International Luxury Hotel Association
- Abbreviation: ILHA
- Formation: 2008
- Type: Nonprofit corporation
- Legal status: Non-profit association
- Purpose: To promote growth in the full-service hospitality industry by providing an unbiased source of information for owners and operators of hotels (independent and brands), cruise lines, private residences and other luxury hospitality organizations.
- Headquarters: Florida, United States
- Region served: Global
- President: Barak Hirschowitz
- Website: theilha.com

= International Luxury Hotel Association =

Nonprofit organization

The International Luxury Hotel Association (ILHA) is a nonprofit organization whose purpose is unifying and advancing the luxury hospitality industry. The association is the luxury hotel industry's influencer that reaches hotel and travel professionals through its media channels and publications. It brings together industry experts and thought leaders to answer the greatest challenges facing the luxury hotel business today.

==History==
The International Luxury Hotel Association started in 2008 as Luxury Hoteliers established by a group of 50 global luxury hotel executives and headed up by its current President Barak Hirschowitz. At that time, their purpose was to share best practices despite often being in competition with one another. It was all about transparency and keeping pace with the changing needs of luxury hotel guests. Few years after, due to the growth of the membership, it was re-established in Florida as a non-profit organization with the name International Luxury Hotel Association.

Each fall, the ILHA holds its annual INSPIRE conference. INSPIRE 2019 was held at the Four Seasons Hotel in Miami. The INSPIRE 2020 event was held virtually and 3000+ attendees. It brought together owners, operators, developers, tech providers, investors and hotel brands to explore the latest trends and date in luxury travel.

==Partnerships and services==
The International Luxury Hotel Association brings together luxury hotel experts, travel companies, industry professionals, governments and educators with the common goal of improving standards in service and design in the luxury segment of the hotel industry.
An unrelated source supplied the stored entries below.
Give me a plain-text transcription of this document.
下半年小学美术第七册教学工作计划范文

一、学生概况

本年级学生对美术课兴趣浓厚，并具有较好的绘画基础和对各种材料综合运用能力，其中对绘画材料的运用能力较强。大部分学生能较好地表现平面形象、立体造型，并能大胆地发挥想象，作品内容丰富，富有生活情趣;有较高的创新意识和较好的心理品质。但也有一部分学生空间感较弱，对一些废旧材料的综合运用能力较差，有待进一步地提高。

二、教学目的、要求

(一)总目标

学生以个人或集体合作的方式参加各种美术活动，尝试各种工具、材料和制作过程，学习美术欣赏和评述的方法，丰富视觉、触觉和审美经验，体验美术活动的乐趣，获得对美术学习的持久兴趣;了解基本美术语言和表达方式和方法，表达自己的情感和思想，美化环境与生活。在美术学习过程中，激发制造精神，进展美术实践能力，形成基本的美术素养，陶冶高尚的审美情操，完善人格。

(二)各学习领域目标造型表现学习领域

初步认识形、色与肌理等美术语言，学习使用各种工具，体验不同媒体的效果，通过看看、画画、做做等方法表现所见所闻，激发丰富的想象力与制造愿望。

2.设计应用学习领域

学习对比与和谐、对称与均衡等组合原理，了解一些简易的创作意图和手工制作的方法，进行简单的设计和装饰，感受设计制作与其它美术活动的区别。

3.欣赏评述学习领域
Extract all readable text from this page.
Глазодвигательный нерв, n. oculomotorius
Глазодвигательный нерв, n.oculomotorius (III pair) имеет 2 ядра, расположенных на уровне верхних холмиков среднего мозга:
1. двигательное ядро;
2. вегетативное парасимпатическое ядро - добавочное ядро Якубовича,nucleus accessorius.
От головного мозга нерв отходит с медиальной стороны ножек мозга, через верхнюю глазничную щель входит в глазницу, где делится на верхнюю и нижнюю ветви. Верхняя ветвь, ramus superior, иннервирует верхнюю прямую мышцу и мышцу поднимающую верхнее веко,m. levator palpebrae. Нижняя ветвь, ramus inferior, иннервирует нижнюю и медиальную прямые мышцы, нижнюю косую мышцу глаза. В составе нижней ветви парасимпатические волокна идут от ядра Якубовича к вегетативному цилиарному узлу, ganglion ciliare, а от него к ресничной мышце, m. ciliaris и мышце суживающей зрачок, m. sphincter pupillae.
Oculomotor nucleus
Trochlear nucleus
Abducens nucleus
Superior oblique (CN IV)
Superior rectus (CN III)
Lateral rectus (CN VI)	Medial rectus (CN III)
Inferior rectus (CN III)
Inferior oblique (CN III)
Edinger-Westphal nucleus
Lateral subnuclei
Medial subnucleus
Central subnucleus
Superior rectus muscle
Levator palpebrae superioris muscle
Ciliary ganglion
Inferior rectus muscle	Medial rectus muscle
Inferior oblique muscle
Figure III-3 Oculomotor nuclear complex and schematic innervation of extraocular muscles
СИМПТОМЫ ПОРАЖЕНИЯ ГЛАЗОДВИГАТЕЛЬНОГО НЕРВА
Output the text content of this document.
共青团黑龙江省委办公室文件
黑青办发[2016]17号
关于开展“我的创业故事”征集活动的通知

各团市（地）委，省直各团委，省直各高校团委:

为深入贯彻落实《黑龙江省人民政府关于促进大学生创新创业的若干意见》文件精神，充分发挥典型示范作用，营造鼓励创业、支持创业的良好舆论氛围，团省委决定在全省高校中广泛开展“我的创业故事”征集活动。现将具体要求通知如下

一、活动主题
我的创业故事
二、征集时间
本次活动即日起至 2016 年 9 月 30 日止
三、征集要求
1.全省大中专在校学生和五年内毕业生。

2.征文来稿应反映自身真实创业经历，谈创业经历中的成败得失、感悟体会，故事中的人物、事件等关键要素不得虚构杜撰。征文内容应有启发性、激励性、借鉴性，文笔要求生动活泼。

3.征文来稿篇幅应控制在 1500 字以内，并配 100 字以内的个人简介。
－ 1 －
The ILHA achieves these goals by organizing annual Luxury Hotel Conference, publishing its bimonthly premier magazine tagged Luxury Hotelier, and providing other resources for education, training, and networking to its members.

The ILHA has established a partnership with TrustYou; an online reputation management company, to produce the North America Guest Experience Awards. In 2015 it also established a partnership with PR Newswire to help the outfit distribute its content to the hospitality industry and also enhance the luxury hotel enterprise.